Is a lawsuit finally forcing transparency at the Department of Labor?

By: MARK HEMINGWAY
Commentary Staff Writer
Washington Examiner
11/30/09

After stonewalling several attempts at transparency, a lawsuit and a some much-deserved public shaming may finally be spurring the Department of Labor to comply with Freedom of Information Act requests. Last week, I noted that the National Right to Work Legal Defense Foundation had filed a lawsuit with the U.S. District Court because the Department of Labor had been totally unresponsive to their FOIA attempts to get information about any legal and financial relationships, as well as communications Obama administration labor appointees might have had with union groups. Following that post, a well-placed source just passed on this email:

According to some friends of mine in the Department, the lawsuit over the FOIA request has caused DOL to go nuts. OLMS [Office of Labor-Management Standards] handed the materials to OASAM [Office of the Assistant Secretary for Administration and Management] in May, and followed up with them in September. Yesterday and today, this was the subject of their daily huddle. The Executive offices are in a tizzy and freaking out.
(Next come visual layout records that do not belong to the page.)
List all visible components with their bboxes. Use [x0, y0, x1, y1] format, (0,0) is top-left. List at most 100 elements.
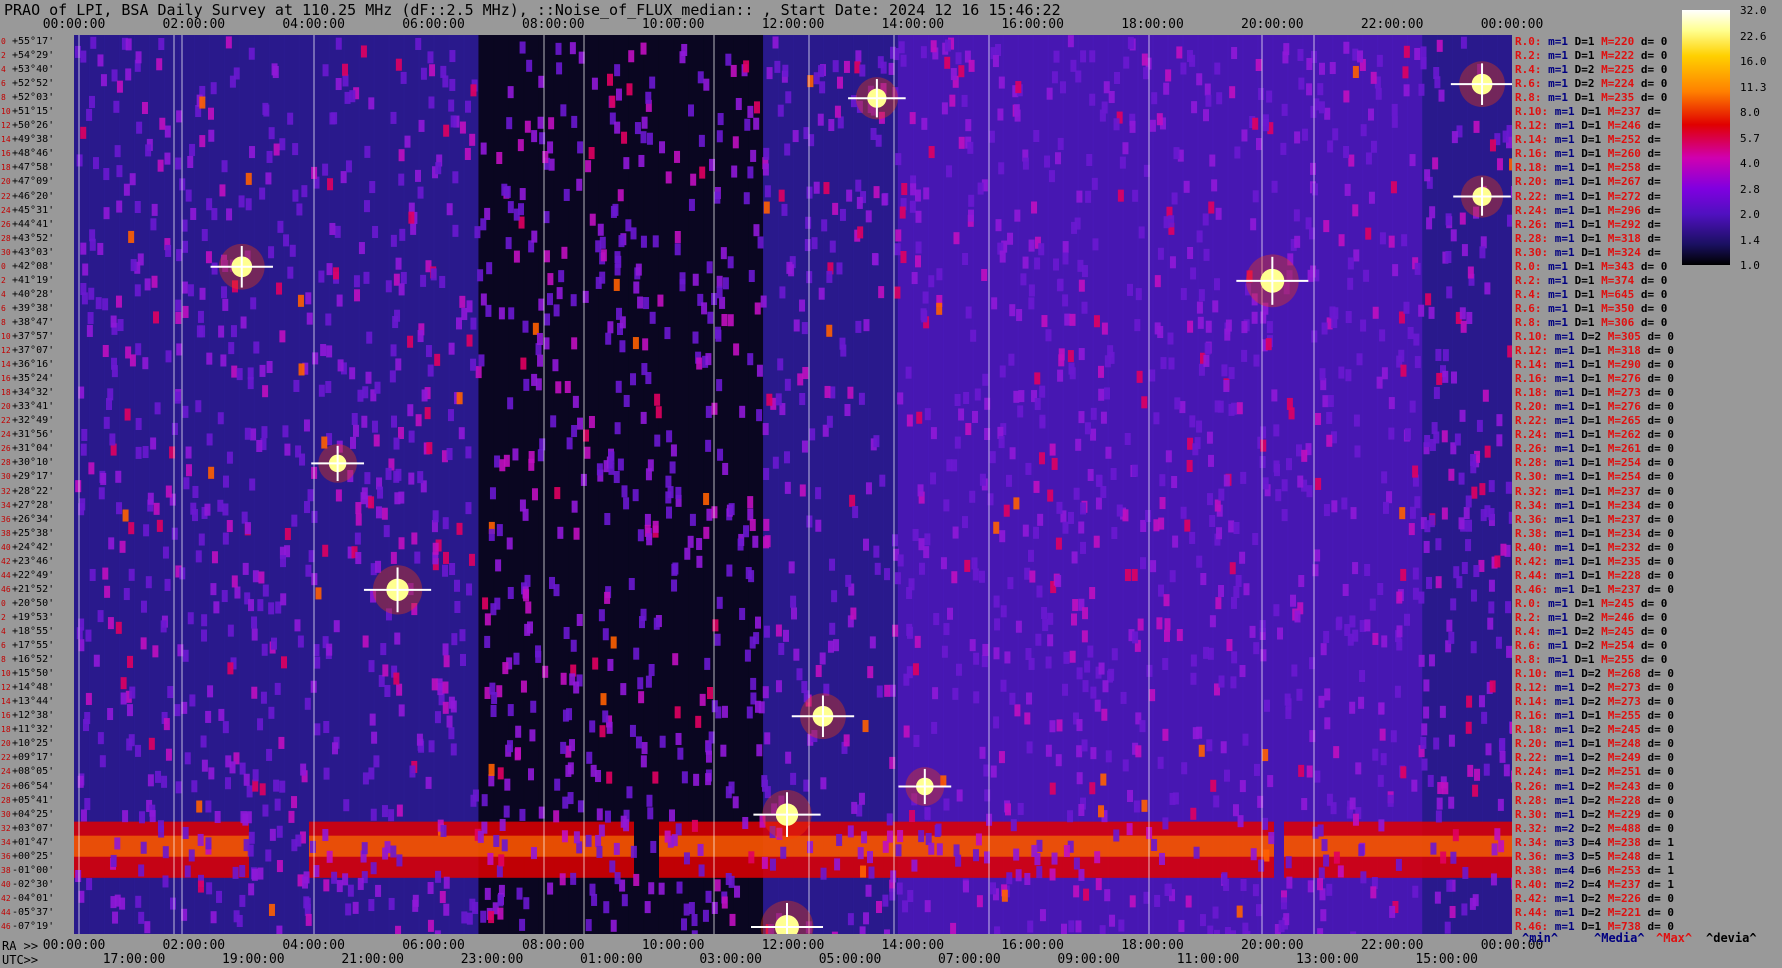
dec-tick-label: +53°40': [12, 64, 55, 76]
heatmap-pixel: [1317, 878, 1324, 891]
row-index-label: 6: [1, 641, 6, 651]
heatmap-pixel: [1471, 486, 1478, 499]
heatmap-pixel: [1250, 218, 1257, 231]
heatmap-pixel: [370, 808, 377, 821]
dec-tick-label: +29°17': [12, 471, 55, 483]
top-tick-label: 06:00:00: [402, 17, 465, 32]
row-index-label: 14: [1, 360, 11, 370]
heatmap-pixel: [1241, 129, 1248, 142]
heatmap-pixel: [1055, 575, 1062, 588]
heatmap-pixel: [1208, 201, 1215, 214]
heatmap-pixel: [1228, 367, 1235, 380]
heatmap-pixel: [884, 684, 891, 697]
heatmap-pixel: [266, 748, 273, 761]
heatmap-pixel: [714, 633, 721, 646]
beam-devia: d= 0: [1647, 330, 1675, 343]
heatmap-pixel: [547, 882, 554, 895]
heatmap-pixel: [1080, 541, 1087, 554]
heatmap-pixel: [610, 636, 617, 649]
heatmap-pixel: [218, 325, 225, 338]
heatmap-pixel: [974, 388, 981, 401]
beam-devia: d= 0: [1647, 582, 1675, 596]
heatmap-pixel: [1036, 839, 1043, 852]
heatmap-pixel: [335, 77, 342, 91]
heatmap-pixel: [1294, 610, 1301, 623]
heatmap-pixel: [560, 741, 567, 754]
heatmap-pixel: [1378, 819, 1385, 832]
heatmap-pixel: [1273, 424, 1280, 437]
beam-id: R.26:: [1515, 779, 1555, 793]
ra-tick-label: 06:00:00: [402, 938, 465, 953]
heatmap-pixel: [753, 224, 760, 237]
heatmap-pixel: [210, 82, 217, 95]
heatmap-pixel: [287, 266, 294, 279]
heatmap-pixel: [109, 433, 116, 446]
dec-tick-label: +12°38': [12, 710, 55, 722]
heatmap-pixel: [205, 710, 212, 723]
heatmap-pixel: [1277, 627, 1284, 640]
heatmap-pixel: [225, 36, 232, 49]
heatmap-pixel: [1111, 648, 1118, 661]
heatmap-pixel: [398, 704, 405, 717]
dec-tick-label: +16°52': [12, 654, 55, 666]
beam-id: R.34:: [1515, 835, 1555, 849]
beam-median: D=2: [1581, 765, 1608, 779]
heatmap-pixel: [265, 849, 272, 862]
colorbar: [1682, 10, 1730, 265]
heatmap-pixel: [1321, 839, 1328, 852]
heatmap-pixel: [1229, 562, 1236, 575]
heatmap-pixel: [408, 472, 415, 485]
heatmap-pixel: [1127, 36, 1134, 49]
heatmap-pixel: [1510, 877, 1512, 890]
heatmap-pixel: [762, 686, 769, 699]
heatmap-pixel: [623, 157, 630, 170]
heatmap-pixel: [1321, 322, 1328, 335]
heatmap-pixel: [1360, 124, 1367, 137]
heatmap-pixel: [1345, 311, 1352, 324]
heatmap-pixel: [336, 294, 343, 307]
heatmap-pixel: [640, 411, 647, 424]
heatmap-pixel: [757, 236, 764, 249]
heatmap-pixel: [1203, 354, 1210, 367]
heatmap-pixel: [896, 882, 903, 895]
beam-id: R.16:: [1515, 147, 1555, 161]
beam-min: m=1: [1554, 147, 1582, 161]
heatmap-pixel: [1149, 369, 1156, 382]
heatmap-pixel: [1075, 438, 1082, 451]
beam-id: R.2:: [1515, 273, 1549, 287]
heatmap-pixel: [614, 251, 621, 264]
heatmap-pixel: [333, 620, 340, 633]
beam-min: m=1: [1554, 512, 1582, 526]
heatmap-pixel: [617, 189, 624, 202]
heatmap-pixel: [322, 544, 329, 557]
row-index-label: 38: [1, 528, 11, 538]
heatmap-pixel: [355, 552, 362, 565]
heatmap-pixel: [606, 721, 613, 734]
heatmap-svg[interactable]: [74, 35, 1512, 934]
heatmap-pixel: [1274, 464, 1281, 477]
heatmap-pixel: [196, 800, 203, 813]
heatmap-pixel: [977, 182, 984, 195]
heatmap-pixel: [1197, 316, 1204, 329]
heatmap-pixel: [715, 706, 722, 719]
heatmap-pixel: [250, 297, 257, 310]
heatmap-pixel: [714, 326, 721, 339]
heatmap-pixel: [1045, 744, 1052, 757]
heatmap-pixel: [621, 894, 628, 907]
dec-tick-label: +10°25': [12, 738, 55, 750]
heatmap-pixel: [906, 666, 913, 679]
beam-min: m=1: [1554, 470, 1582, 484]
beam-median: D=2: [1574, 639, 1602, 653]
heatmap-pixel: [928, 842, 935, 855]
heatmap-pixel: [206, 433, 213, 446]
heatmap-pixel: [993, 521, 1000, 534]
dec-tick-label: +43°52': [12, 232, 55, 244]
beam-max: M=235: [1607, 554, 1648, 568]
heatmap-pixel: [84, 798, 91, 811]
heatmap-pixel: [201, 228, 208, 242]
heatmap-pixel: [1208, 454, 1215, 467]
heatmap-pixel: [458, 427, 465, 440]
heatmap-pixel: [1151, 92, 1158, 105]
heatmap-pixel: [1162, 657, 1169, 670]
heatmap-pixel: [697, 71, 704, 84]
Apparently, there are thousands of pages of documents that they are sorting through. Also, they apparently didn’t think that there was any value to responding until it hit the courts and the media.

Just thought you’d like to know what I have been hearing.

Well, guess what! The FOIA request has hit the courts and the media. They’d better get cracking on that FOIA request. The taxpayers have a right to know whether the Department of Labor is in the pocket of Big Unions.